If your data submission is still in progress or in curation you are free to revise existing resources as you see fit. Once your submission has been published, you will need to reach out to our data curation team. Our data preservation and provenance model prohibits significant changes to the original file, since other users may have already used and cited your data in their own research. We do allow minor changes that do not modify the data itself (e.g., fixing a typo or adding units to a column). If you're unsure of the best solution, contact us, explain the changes you are hoping to make, and we will be happy to help determine the best course of action. Otherwise, we encourage adding an additional file to the submission or creating a new submission. If a new file is added to the existing submission, it will be labeled by our curators as the more recent version. If you create a new submission, include a link to your original submission using the Add Link
button in the new submission.
Favoriting Data Submissions
The Favorites feature allows users two options to stay up to date with relevant datasets.
Starring a dataset will add the dataset to your user profile under Data > My Favorites tab. Starring allows users to have quick access to datasets without the need to manually search.

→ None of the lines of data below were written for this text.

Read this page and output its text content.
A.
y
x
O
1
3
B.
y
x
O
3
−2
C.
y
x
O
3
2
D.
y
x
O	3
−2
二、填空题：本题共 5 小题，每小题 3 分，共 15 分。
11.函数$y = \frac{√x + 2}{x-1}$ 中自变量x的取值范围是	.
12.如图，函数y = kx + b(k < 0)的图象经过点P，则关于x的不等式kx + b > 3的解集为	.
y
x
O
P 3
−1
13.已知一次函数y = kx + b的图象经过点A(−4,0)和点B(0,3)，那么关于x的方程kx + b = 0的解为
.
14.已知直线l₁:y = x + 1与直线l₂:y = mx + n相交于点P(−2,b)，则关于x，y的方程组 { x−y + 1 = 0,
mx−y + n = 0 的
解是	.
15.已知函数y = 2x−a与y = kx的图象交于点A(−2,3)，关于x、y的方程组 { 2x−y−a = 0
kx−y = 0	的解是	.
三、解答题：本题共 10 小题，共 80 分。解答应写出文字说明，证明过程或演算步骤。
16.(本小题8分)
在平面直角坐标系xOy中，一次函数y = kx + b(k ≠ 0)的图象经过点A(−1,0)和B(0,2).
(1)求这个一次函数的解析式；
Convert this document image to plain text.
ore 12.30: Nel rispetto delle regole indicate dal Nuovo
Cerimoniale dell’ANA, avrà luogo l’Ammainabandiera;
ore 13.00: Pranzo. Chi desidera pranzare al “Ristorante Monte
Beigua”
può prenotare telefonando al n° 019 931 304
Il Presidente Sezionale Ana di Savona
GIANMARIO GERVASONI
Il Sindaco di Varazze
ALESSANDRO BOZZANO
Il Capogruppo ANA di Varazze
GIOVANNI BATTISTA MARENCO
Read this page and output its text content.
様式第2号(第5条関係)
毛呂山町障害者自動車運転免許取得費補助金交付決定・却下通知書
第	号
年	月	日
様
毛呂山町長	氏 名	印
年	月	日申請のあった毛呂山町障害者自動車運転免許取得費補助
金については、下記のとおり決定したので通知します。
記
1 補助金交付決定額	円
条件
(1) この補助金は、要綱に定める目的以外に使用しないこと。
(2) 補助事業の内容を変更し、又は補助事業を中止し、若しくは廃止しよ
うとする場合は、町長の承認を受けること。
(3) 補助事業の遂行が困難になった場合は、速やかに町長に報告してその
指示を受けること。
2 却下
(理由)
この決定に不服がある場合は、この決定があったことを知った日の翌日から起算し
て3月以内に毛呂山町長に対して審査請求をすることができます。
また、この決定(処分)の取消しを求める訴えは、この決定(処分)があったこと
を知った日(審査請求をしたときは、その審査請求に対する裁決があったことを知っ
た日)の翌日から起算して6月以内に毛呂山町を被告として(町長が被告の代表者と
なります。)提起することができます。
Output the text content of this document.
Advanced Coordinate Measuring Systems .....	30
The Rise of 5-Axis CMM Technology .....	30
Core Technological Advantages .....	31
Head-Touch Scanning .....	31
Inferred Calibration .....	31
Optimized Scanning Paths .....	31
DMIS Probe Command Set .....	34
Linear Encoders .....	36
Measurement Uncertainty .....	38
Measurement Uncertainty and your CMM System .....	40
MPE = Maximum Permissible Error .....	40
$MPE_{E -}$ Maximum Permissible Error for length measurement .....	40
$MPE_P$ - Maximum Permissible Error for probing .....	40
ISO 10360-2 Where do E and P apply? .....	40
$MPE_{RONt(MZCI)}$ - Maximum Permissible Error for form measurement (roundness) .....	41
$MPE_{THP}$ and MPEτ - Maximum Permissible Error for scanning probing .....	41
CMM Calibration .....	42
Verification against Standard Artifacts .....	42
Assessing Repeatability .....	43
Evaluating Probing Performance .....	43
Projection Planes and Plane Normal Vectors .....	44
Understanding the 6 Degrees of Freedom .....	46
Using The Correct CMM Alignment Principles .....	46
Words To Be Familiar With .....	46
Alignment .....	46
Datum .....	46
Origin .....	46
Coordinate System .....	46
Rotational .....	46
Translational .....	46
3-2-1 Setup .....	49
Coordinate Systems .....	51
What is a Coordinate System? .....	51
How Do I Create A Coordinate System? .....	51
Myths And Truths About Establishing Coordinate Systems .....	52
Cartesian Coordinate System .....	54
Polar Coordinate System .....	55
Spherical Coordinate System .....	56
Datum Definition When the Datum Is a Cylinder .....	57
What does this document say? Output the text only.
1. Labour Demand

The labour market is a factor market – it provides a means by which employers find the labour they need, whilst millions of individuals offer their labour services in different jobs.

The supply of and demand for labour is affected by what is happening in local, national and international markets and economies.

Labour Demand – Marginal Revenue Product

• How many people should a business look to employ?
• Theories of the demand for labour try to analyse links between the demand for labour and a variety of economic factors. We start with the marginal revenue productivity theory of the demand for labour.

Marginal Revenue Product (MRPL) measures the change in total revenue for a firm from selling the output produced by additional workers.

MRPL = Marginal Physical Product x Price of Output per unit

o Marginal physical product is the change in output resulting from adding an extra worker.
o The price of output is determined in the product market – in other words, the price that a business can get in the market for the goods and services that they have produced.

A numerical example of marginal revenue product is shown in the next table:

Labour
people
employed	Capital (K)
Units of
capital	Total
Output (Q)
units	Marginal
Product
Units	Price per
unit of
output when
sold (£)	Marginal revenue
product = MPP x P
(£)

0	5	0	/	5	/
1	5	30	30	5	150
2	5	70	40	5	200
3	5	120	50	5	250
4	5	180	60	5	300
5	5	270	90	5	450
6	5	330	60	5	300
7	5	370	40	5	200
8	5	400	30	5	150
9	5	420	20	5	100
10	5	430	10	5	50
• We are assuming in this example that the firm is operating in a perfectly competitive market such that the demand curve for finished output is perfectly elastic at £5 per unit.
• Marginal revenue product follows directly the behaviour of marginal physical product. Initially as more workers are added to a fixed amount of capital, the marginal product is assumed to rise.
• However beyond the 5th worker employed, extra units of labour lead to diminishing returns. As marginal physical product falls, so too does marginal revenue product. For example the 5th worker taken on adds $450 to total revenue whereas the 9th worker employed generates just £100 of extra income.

Subscribing to a dataset will add it to your user profile under Data > My Favorites tab. When a user subscribes to a dataset they will receive emails when changes are made to the dataset. Changes can include addition or deletion of resources, changes to the description, or the release of a dataset previously under moratorium.
Starring allows users to save datasets for future retrieval. Each dataset's page includes a button, denoted with a star icon, with the number of total users who have starred the dataset. Users may toggle starred datasets on the dataset's page directly, or via the Favorites dashboard.
To access your starred datasets: open the Data tab on the navigation bar and select My Favorites.
Subscribing allows users to receive dataset updates via email. To access your subscribed datasets open the Data tab on the navigation bar and select My Favorites. Each dataset's page includes a button, denoted with a bell icon, with the number of total users who have subscribed to the dataset. Users may toggle subscribed datasets on the dataset's page directly, or via the Favorites dashboard.
To access your subscribed datasets: open the Data tab on the navigation bar and select My Favorites.